Performs a percentile normalization on each channel.

Returns

The image container with the normalized image stored in Layers.PLOT.

Return type

xr.Dataset

rescale(scale: int)

Rescales the image and segmentation mask in the object by a given scale.

Parameters: - scale (int): The scale factor by which to rescale the image and segmentation mask.

Returns: - xr.Dataset: The rescaled object containing the updated image and segmentation mask.

Raises: - AssertionError: If no image layer is found in the object. - AssertionError: If no segmentation mask is found in the object.

threshold(quantile: Optional[float] = None, intensity: Optional[int] = None, key_added: Optional[str] = None)

Apply thresholding to the image layer of the object.

Parameters: - quantile (float): The quantile value used for thresholding. If provided, the pixels below this quantile will be set to 0. - intensity (int): The absolute intensity value used for thresholding. If provided, the pixels below this intensity will be set to 0. - key_added (Optional[str]): The name of the new image layer after thresholding.

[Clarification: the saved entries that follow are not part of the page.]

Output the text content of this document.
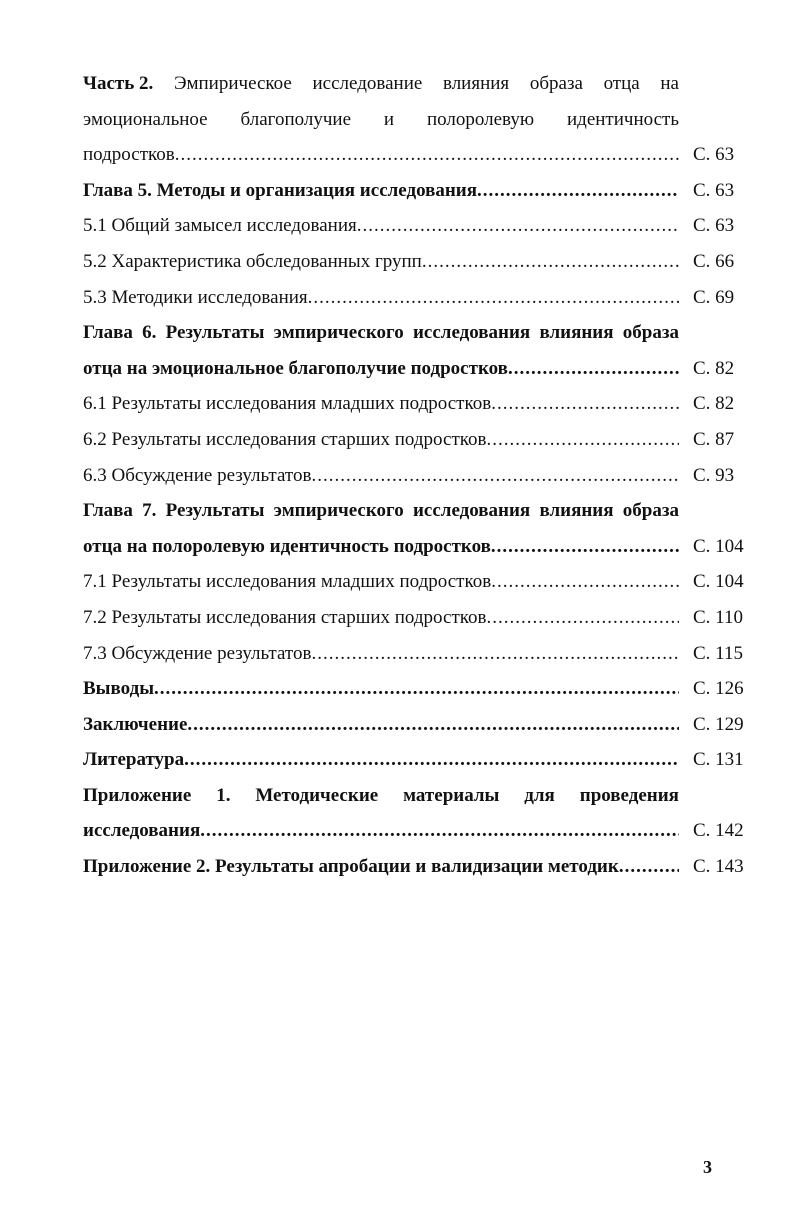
Часть 2. Эмпирическое исследование влияния образа отца на
эмоциональное благополучие и полоролевую идентичность
подростков .....	С. 63
Глава 5. Методы и организация исследования .....	С. 63
5.1 Общий замысел исследования .....	С. 63
5.2 Характеристика обследованных групп .....	С. 66
5.3 Методики исследования .....	С. 69
Глава 6. Результаты эмпирического исследования влияния образа
отца на эмоциональное благополучие подростков .....	С. 82
6.1 Результаты исследования младших подростков .....	С. 82
6.2 Результаты исследования старших подростков .....	С. 87
6.3 Обсуждение результатов .....	С. 93
Глава 7. Результаты эмпирического исследования влияния образа
отца на полоролевую идентичность подростков .....	С. 104
7.1 Результаты исследования младших подростков .....	С. 104
7.2 Результаты исследования старших подростков .....	С. 110
7.3 Обсуждение результатов .....	С. 115
Выводы .....	С. 126
Заключение .....	С. 129
Литература .....	С. 131
Приложение 1. Методические материалы для проведения
исследования .....	С. 142
Приложение 2. Результаты апробации и валидизации методик .....	С. 143
3
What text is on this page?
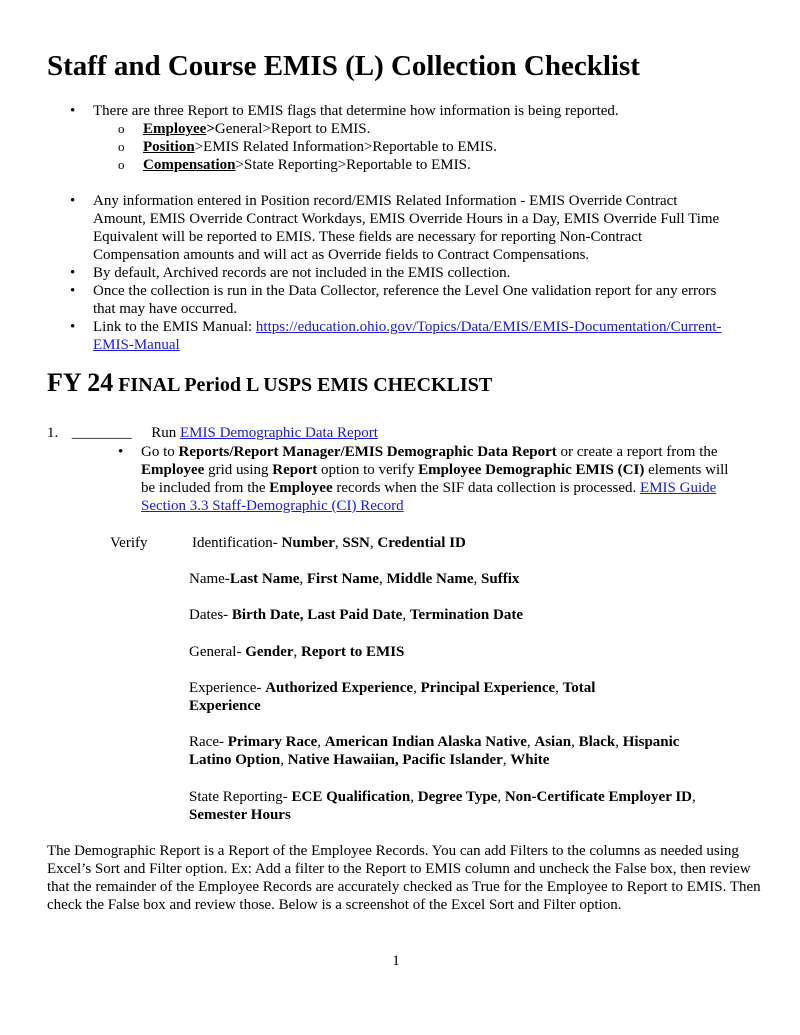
Staff and Course EMIS (L) Collection Checklist
• There are three Report to EMIS flags that determine how information is being reported.
o Employee>General>Report to EMIS.
o Position>EMIS Related Information>Reportable to EMIS.
o Compensation>State Reporting>Reportable to EMIS.
• Any information entered in Position record/EMIS Related Information - EMIS Override Contract Amount, EMIS Override Contract Workdays, EMIS Override Hours in a Day, EMIS Override Full Time Equivalent will be reported to EMIS. These fields are necessary for reporting Non-Contract Compensation amounts and will act as Override fields to Contract Compensations.
• By default, Archived records are not included in the EMIS collection.
• Once the collection is run in the Data Collector, reference the Level One validation report for any errors that may have occurred.
• Link to the EMIS Manual: https://education.ohio.gov/Topics/Data/EMIS/EMIS-Documentation/Current-EMIS-Manual
FY 24 FINAL Period L USPS EMIS CHECKLIST
1. ________ Run EMIS Demographic Data Report
• Go to Reports/Report Manager/EMIS Demographic Data Report or create a report from the Employee grid using Report option to verify Employee Demographic EMIS (CI) elements will be included from the Employee records when the SIF data collection is processed. EMIS Guide Section 3.3 Staff-Demographic (CI) Record
Verify	Identification- Number, SSN, Credential ID
Name-Last Name, First Name, Middle Name, Suffix
Dates- Birth Date, Last Paid Date, Termination Date
General- Gender, Report to EMIS
Experience- Authorized Experience, Principal Experience, Total Experience
Race- Primary Race, American Indian Alaska Native, Asian, Black, Hispanic Latino Option, Native Hawaiian, Pacific Islander, White
State Reporting- ECE Qualification, Degree Type, Non-Certificate Employer ID, Semester Hours
The Demographic Report is a Report of the Employee Records. You can add Filters to the columns as needed using Excel’s Sort and Filter option. Ex: Add a filter to the Report to EMIS column and uncheck the False box, then review that the remainder of the Employee Records are accurately checked as True for the Employee to Report to EMIS. Then check the False box and review those. Below is a screenshot of the Excel Sort and Filter option.
1
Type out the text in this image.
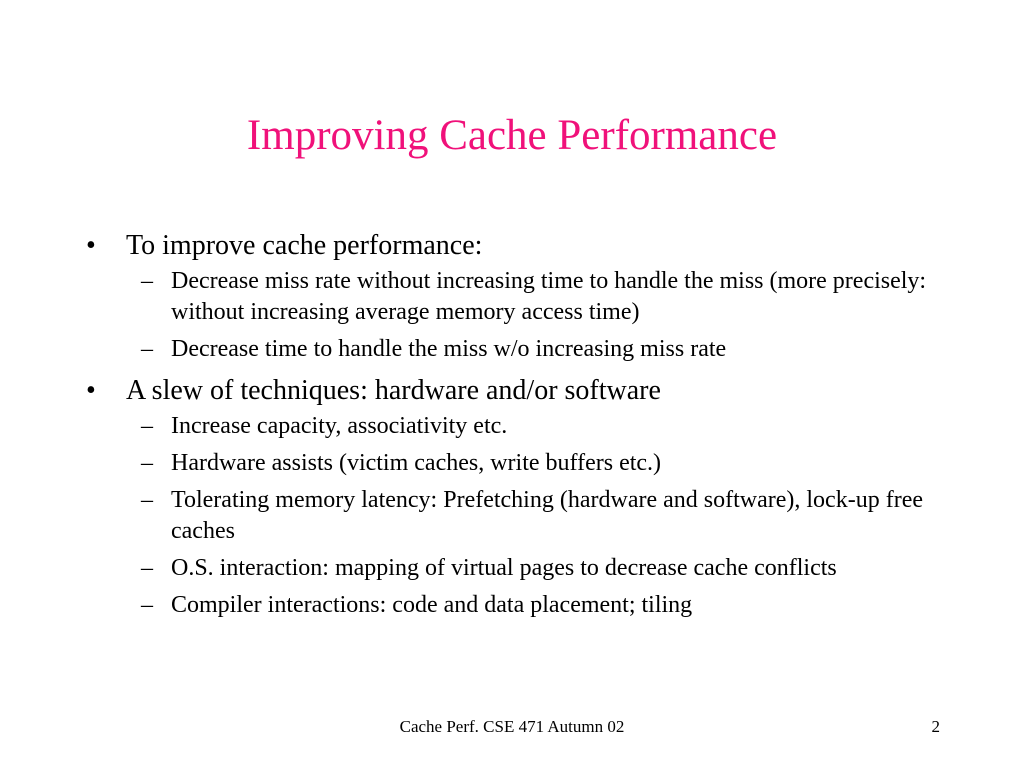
Improving Cache Performance
• To improve cache performance:
– Decrease miss rate without increasing time to handle the miss (more precisely: without increasing average memory access time)
– Decrease time to handle the miss w/o increasing miss rate
• A slew of techniques: hardware and/or software
– Increase capacity, associativity etc.
– Hardware assists (victim caches, write buffers etc.)
– Tolerating memory latency: Prefetching (hardware and software), lock-up free caches
– O.S. interaction: mapping of virtual pages to decrease cache conflicts
– Compiler interactions: code and data placement; tiling
Cache Perf. CSE 471 Autumn 02	2
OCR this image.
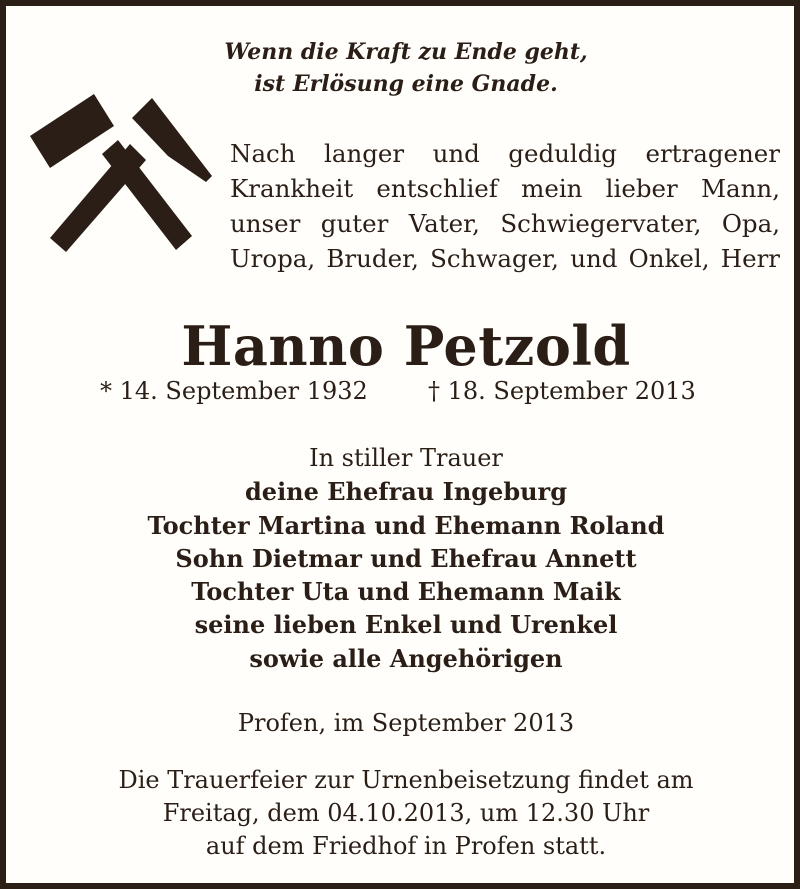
Wenn die Kraft zu Ende geht,
ist Erlösung eine Gnade.
Nach langer und geduldig ertragener
Krankheit entschlief mein lieber Mann,
unser guter Vater, Schwiegervater, Opa,
Uropa, Bruder, Schwager, und Onkel, Herr
Hanno Petzold
* 14. September 1932	† 18. September 2013
In stiller Trauer
deine Ehefrau Ingeburg
Tochter Martina und Ehemann Roland
Sohn Dietmar und Ehefrau Annett
Tochter Uta und Ehemann Maik
seine lieben Enkel und Urenkel
sowie alle Angehörigen
Profen, im September 2013
Die Trauerfeier zur Urnenbeisetzung findet am
Freitag, dem 04.10.2013, um 12.30 Uhr
auf dem Friedhof in Profen statt.
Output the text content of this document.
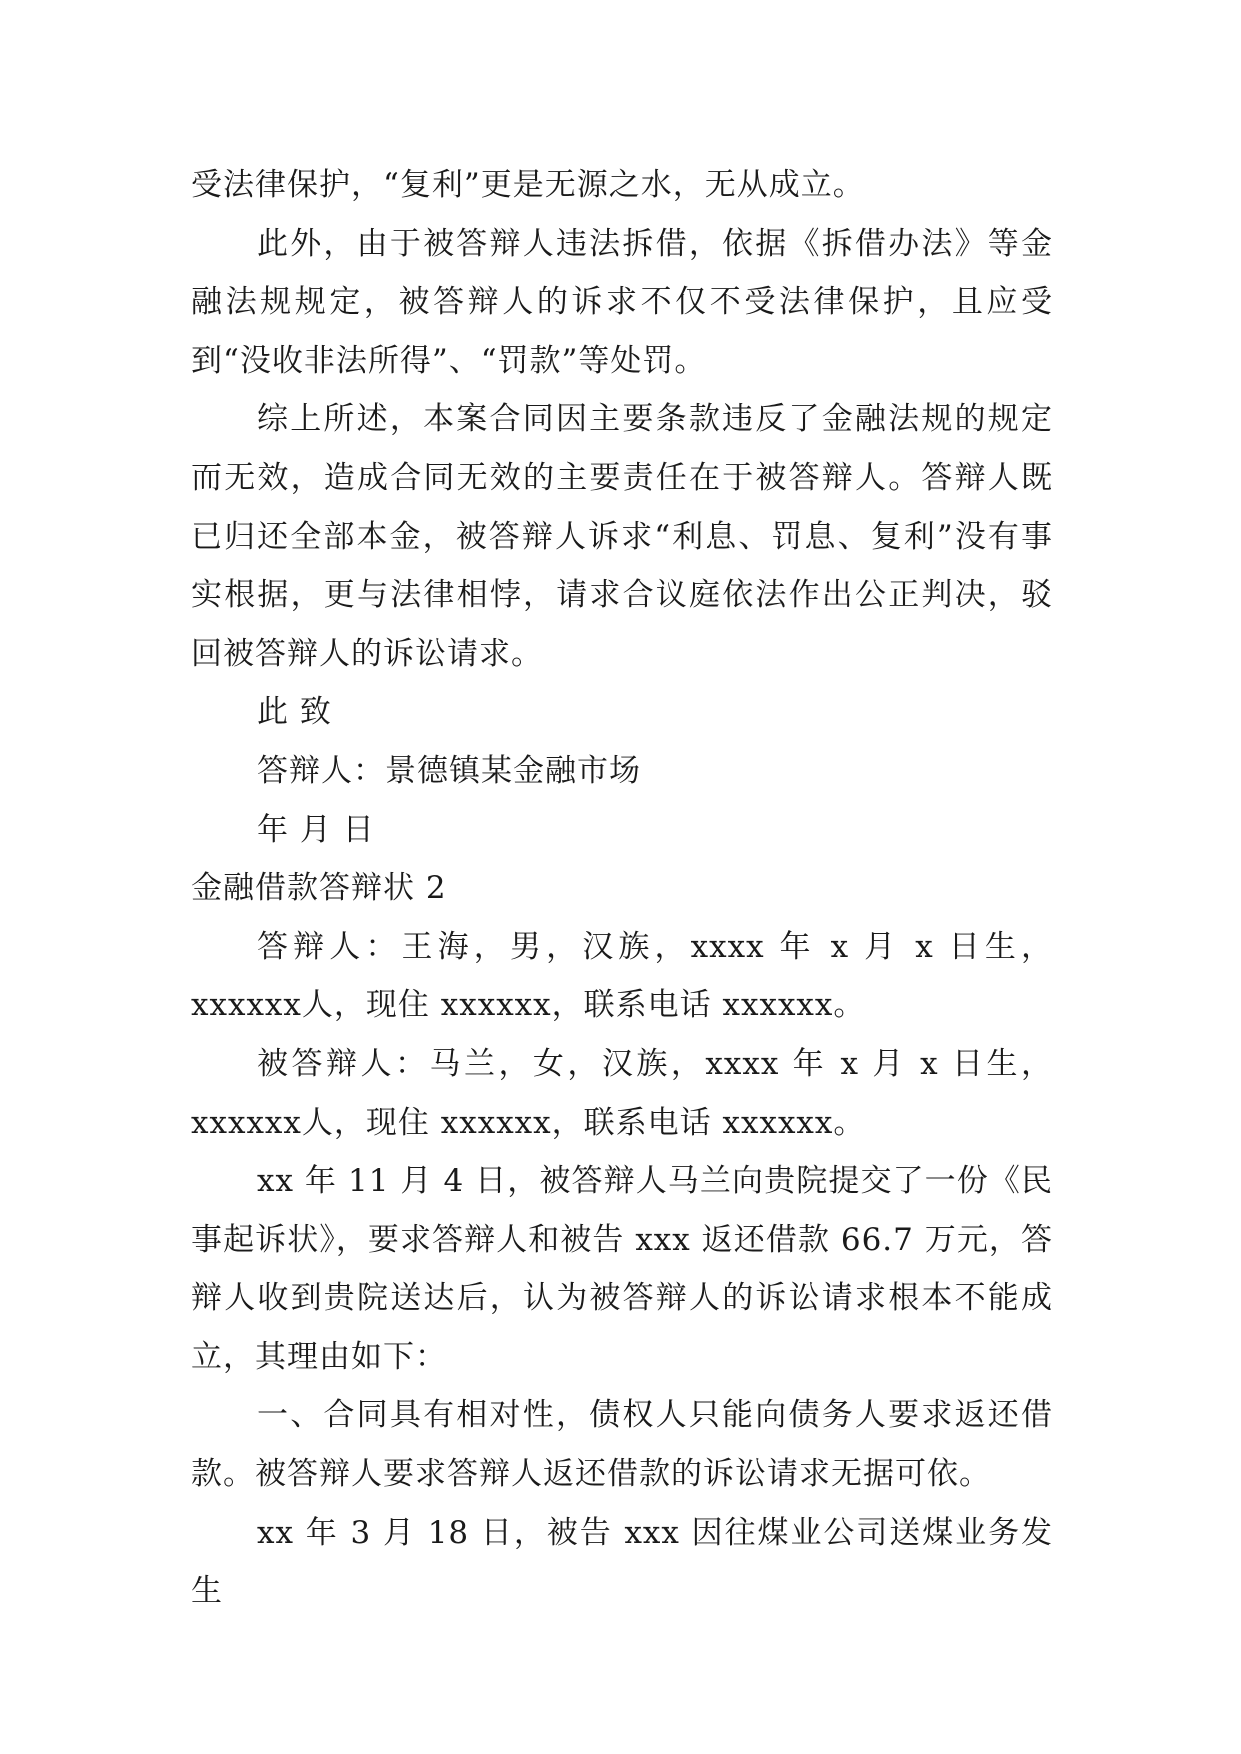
受法律保护，“复利”更是无源之水，无从成立。

此外，由于被答辩人违法拆借，依据《拆借办法》等金融法规规定，被答辩人的诉求不仅不受法律保护，且应受到“没收非法所得”、“罚款”等处罚。

综上所述，本案合同因主要条款违反了金融法规的规定而无效，造成合同无效的主要责任在于被答辩人。答辩人既已归还全部本金，被答辩人诉求“利息、罚息、复利”没有事实根据，更与法律相悖，请求合议庭依法作出公正判决，驳回被答辩人的诉讼请求。

此 致

答辩人：景德镇某金融市场

年 月 日

金融借款答辩状 2

答辩人：王海，男，汉族，xxxx 年 x 月 x 日生，xxxxxx人，现住 xxxxxx，联系电话 xxxxxx。

被答辩人：马兰，女，汉族，xxxx 年 x 月 x 日生，xxxxxx人，现住 xxxxxx，联系电话 xxxxxx。

xx 年 11 月 4 日，被答辩人马兰向贵院提交了一份《民事起诉状》，要求答辩人和被告 xxx 返还借款 66.7 万元，答辩人收到贵院送达后，认为被答辩人的诉讼请求根本不能成立，其理由如下：

一、合同具有相对性，债权人只能向债务人要求返还借款。被答辩人要求答辩人返还借款的诉讼请求无据可依。

xx 年 3 月 18 日，被告 xxx 因往煤业公司送煤业务发生
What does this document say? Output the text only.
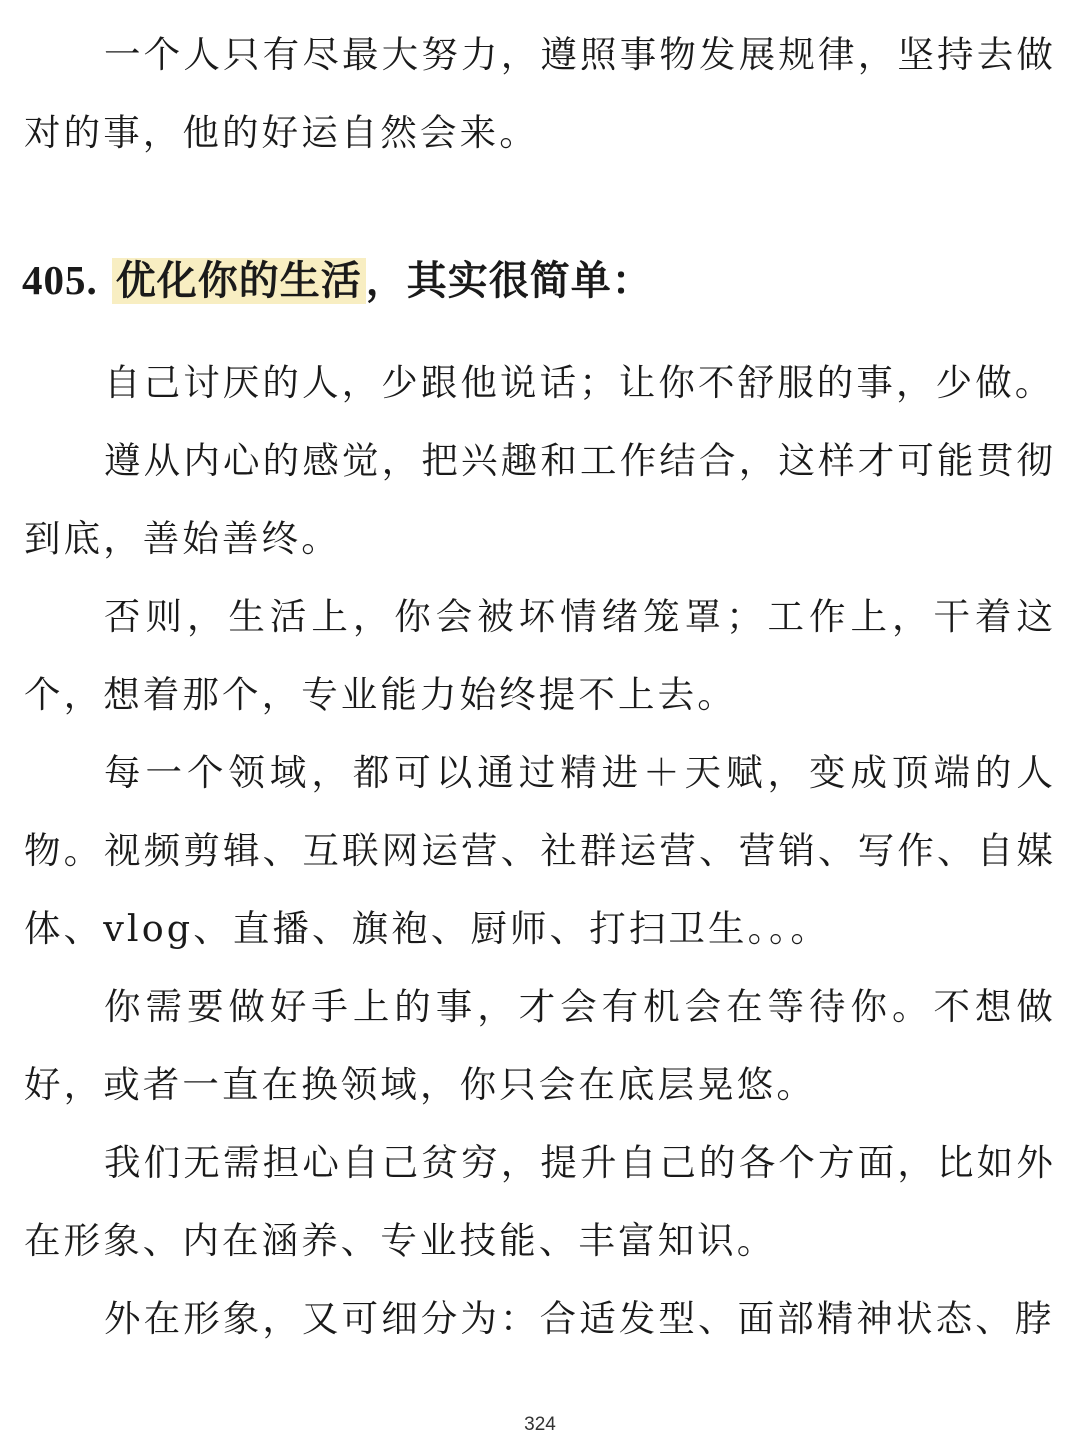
一个人只有尽最大努力，遵照事物发展规律，坚持去做对的事，他的好运自然会来。

405. 优化你的生活 ，其实很简单：

自己讨厌的人，少跟他说话；让你不舒服的事，少做。

遵从内心的感觉，把兴趣和工作结合，这样才可能贯彻到底，善始善终。

否则，生活上，你会被坏情绪笼罩；工作上，干着这个，想着那个，专业能力始终提不上去。

每一个领域，都可以通过精进＋天赋，变成顶端的人物。 视频剪辑、互联网运营、社群运营、营销、写作、自媒体、vlog、直播、旗袍、厨师、打扫卫生。。。

你需要做好手上的事，才会有机会在等待你。不想做好，或者一直在换领域，你只会在底层晃悠。

我们无需担心自己贫穷，提升自己的各个方面，比如外在形象、内在涵养、专业技能、丰富知识。

外在形象，又可细分为：合适发型、面部精神状态、脖

324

If not provided, the original image layer will be replaced.

Returns: - xr.Dataset: The object with the thresholding applied to the image layer.

Raises: - ValueError: If both quantile and intensity are None or if both quantile and intensity are provided.

transform_expression_matrix(method: str = 'arcsinh', key: str = '_intensity', key_added: str = '_intensity', cofactor: float = 5.0, min_percentile: float = 1.0, max_percentile: float = 99.0)

Transforms the expression matrix based on the specified mode.

Parameters
  • method (str) – The transformation method. Available options are “arcsinh”, “zscore”, “minmax”, “double_zscore”, and “clip”.

  • key (str) – The key of the expression matrix in the object.

  • key_added (str) – The key to assign to the transformed matrix in the object.

  • cofactor (float) – The cofactor to use for the “arcsinh” transformation.

  • min_percentile (float) – The minimum percentile value to use for the “clip” transformation.

  • max_percentile (float) – The maximum percentile value to use for the “clip” transformation.

Returns

The object with the transformed matrix added.

Return type

xr.Dataset

Raises
  • ValueError – If an unknown transformation mode is specified.

  • AssertionError – If no expression matrix is found at the specified layer.